「アンナ・コムニニ」は長詩『アレクシアデス』に登場するアンナ・コムニニの描写に対するカヴァフィスの不満を書いている。夫が死んでしまって、王妃は「わが眼を涙の河にゆあみさせつつ/わが人生の波高きをなげき」という具合に描写しているのだが、
ほんとう? そうぉ? この権力亡者の女が?
あいつの問題にする悲しみはただ一つ、
自認しなくてもいいさ、この傲慢なギリシャ女の
身をよじらせる痛みとはこれ。
手練手管を尽くしたあげく
ついに玉座に手が届かずじまい。
ヨアネス、けしからぬ、あわやのきわに横取りしおって。
第三者の立場から「ほんとう? そうぉ? この権力亡者の女が?」とはじまって、それが客観的な見方ではなくなる。いつのまにかアンナ・コムニニのことばになってしまう。そのことばの動き、変化がおもしろい。
口語の力が大きいのだと思う。
「ほんとう? そうぉ?」というカヴァフィスの無防備な疑問。「この権力亡者の女」という強烈な批判、「あいつの問題にする悲しみはただ一つ」と冷徹に分析に向かう。冷徹ではあっても、それは慎重というのとはかなり違う。口語のスピードで、ぐいぐいと動く。動かしているうちに、カヴァフィスの声が、アンナ・コムニニの声になってしまう。そして、そのことばの「切り替わり」のスイッチのようなところに、
身をよじらせる痛みとはこれ。
「痛み」ということばが動くところが、とてもいい。
「悲しみ」というのは肉体に直接響いて来ないが、「痛み」は直接的だ。他人の悲しみよりも痛みの方が肉体を刺戟する。他人の痛みを感じた瞬間、それは自分の痛みになる。道に倒れて、誰かが腹を抱えて呻いていたら「腹が痛いのだ」と感じるように、「痛み」は「肉体」の「自他」を忘れさせる。自分の「痛み」を思い出して、他人を見て「腹が痛い」のだと思う。

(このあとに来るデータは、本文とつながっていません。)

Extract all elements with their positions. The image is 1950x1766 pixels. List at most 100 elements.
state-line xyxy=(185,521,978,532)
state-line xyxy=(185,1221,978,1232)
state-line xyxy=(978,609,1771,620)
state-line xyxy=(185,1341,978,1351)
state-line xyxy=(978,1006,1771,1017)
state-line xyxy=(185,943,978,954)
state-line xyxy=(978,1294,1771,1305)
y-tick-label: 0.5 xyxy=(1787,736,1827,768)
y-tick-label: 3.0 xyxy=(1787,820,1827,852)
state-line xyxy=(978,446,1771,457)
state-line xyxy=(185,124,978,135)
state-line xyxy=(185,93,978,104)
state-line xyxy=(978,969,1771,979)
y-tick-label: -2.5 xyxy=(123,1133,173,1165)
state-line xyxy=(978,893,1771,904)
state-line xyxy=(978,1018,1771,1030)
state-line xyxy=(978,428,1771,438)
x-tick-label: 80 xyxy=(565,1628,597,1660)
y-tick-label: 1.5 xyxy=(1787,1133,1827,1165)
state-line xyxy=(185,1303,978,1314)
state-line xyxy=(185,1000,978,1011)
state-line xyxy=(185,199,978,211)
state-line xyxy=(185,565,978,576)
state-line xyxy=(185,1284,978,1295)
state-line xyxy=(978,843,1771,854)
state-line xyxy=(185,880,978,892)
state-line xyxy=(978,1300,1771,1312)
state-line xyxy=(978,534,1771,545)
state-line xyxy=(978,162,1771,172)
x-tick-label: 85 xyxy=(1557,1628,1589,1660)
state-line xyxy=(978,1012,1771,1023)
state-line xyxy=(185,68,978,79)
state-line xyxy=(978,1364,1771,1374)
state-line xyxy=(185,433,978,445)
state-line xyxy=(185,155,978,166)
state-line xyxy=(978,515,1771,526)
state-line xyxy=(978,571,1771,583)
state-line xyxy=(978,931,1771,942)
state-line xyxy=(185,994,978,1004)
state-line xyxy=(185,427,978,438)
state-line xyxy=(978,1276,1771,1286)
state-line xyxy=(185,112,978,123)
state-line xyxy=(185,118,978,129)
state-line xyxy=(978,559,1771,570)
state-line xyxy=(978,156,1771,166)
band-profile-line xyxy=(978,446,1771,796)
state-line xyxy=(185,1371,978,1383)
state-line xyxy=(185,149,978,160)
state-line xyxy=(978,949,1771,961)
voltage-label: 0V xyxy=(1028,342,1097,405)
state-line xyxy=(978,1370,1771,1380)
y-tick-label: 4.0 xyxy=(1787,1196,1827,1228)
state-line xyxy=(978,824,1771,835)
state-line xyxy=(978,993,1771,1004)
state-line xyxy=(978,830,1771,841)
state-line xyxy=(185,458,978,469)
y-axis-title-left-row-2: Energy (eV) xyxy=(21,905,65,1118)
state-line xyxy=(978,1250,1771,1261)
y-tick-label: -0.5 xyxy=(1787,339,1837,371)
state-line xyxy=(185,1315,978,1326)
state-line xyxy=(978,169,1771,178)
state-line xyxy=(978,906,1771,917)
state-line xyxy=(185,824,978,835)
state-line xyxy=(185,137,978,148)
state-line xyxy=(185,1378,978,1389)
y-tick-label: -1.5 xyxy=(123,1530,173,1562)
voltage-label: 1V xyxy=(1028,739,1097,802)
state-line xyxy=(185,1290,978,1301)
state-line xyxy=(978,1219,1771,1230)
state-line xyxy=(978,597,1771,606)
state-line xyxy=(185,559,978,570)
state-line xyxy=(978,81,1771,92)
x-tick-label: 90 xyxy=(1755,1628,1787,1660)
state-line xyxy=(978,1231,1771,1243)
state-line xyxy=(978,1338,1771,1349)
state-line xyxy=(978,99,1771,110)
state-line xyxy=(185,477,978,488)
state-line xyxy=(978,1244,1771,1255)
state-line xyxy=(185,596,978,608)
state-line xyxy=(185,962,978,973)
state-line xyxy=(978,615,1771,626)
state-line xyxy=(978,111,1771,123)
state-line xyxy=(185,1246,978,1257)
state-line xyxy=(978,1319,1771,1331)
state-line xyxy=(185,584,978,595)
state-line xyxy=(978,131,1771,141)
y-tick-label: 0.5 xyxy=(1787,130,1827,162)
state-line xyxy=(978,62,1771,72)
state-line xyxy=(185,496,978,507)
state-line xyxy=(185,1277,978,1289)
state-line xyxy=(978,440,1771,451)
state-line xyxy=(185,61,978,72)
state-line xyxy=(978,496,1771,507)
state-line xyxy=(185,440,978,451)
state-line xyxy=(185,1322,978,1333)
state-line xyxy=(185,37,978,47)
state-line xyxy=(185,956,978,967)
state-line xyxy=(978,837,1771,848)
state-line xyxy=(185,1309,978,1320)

で、「痛み」を通って、カヴァフィスはアンナ・コムニニになり、「横取りしおって」というような口語を動いてしまう。この口語の動きがなまなましい。強靱だ。
「けしからぬ」は人前でも言うだろうが、「横取りしおって」の「しおって」は王妃のような立場の人間が言うことばではない。しかし、人前では(公式には)言わないが、非公式の、つまり「こころの声」では、俗語まるだしになる。
口語、俗語によって、感情が共有されていく。中井久夫の訳は、こういう感情の共有を促す「俗語(口語)」のつかい方がとても巧みだ。読者の感情を煽るように動く。